A fan in our bathroom, the kinds that stops it from getting foggy, that hasn’t worked in ten years came on by itself. The switch was off. If it was turned on it made horrible noises, loud noises. It just came on by itself. That switch was not on, when I turned it off the switch was on.

The second thing was when we turned the tv off. A couple of minutes later it turned back on by itself. The remote wouldn’t turn it off, the button on the tv wouldn’t turn it off. I had to unplug it to get it to turn off. It was strange.

My mother would say it was my dad, that he knew how much I was thinking about him and the day he died and all the regrets I have and just everything, but I don’t think so. I don’t know that I believe people can come back. I believe there is something after death, energy can’t be destroyed, only changed. I don’t feel like he would come back. He was sick, and he was tired, and he was in so pain, and I wouldn’t want him to come back to the place that he suffered so much in. There have been other times when I’ve been worse, more depressed, sobbing alone into a pillow.

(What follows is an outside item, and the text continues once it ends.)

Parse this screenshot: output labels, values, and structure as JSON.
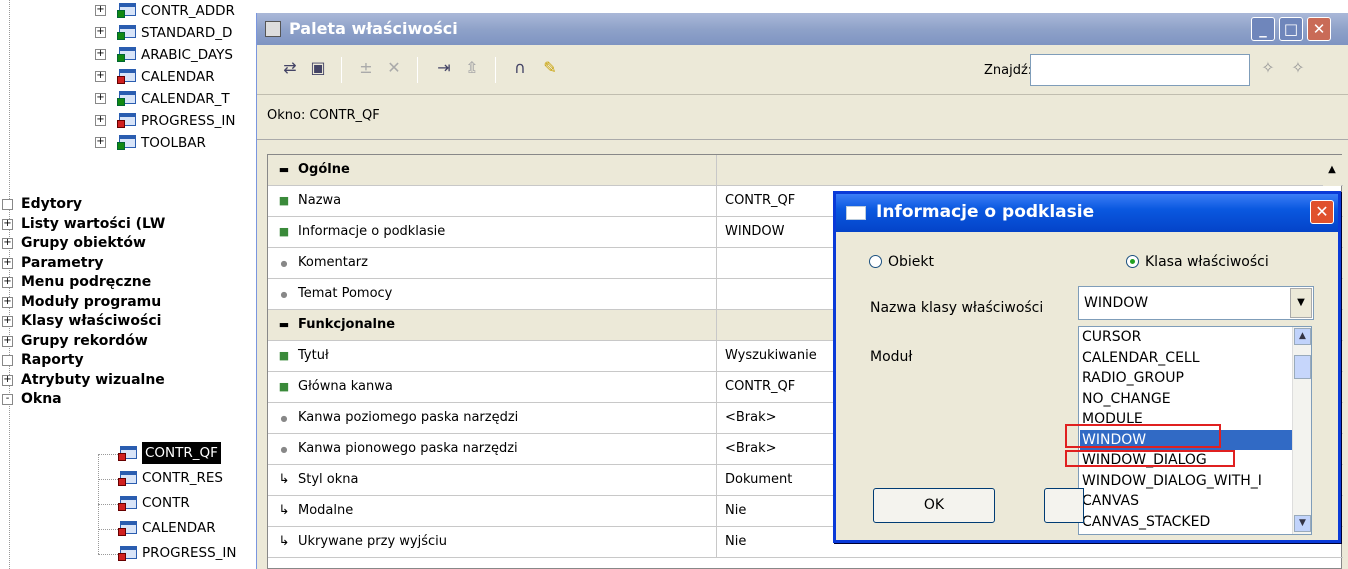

There was a time when I sat in my running car in the closed garage, and seriously considered just letting my car run, and he didn’t come during those times. What would make this time so different than other times when I was much worse, when I wasn’t just watching a television show that made me remember. I don’t know. I just know I wish I hadn’t watched the stupid show, if I hadn’t then maybe I wouldn’t be in the dark at my computer desk alone crying at midnight.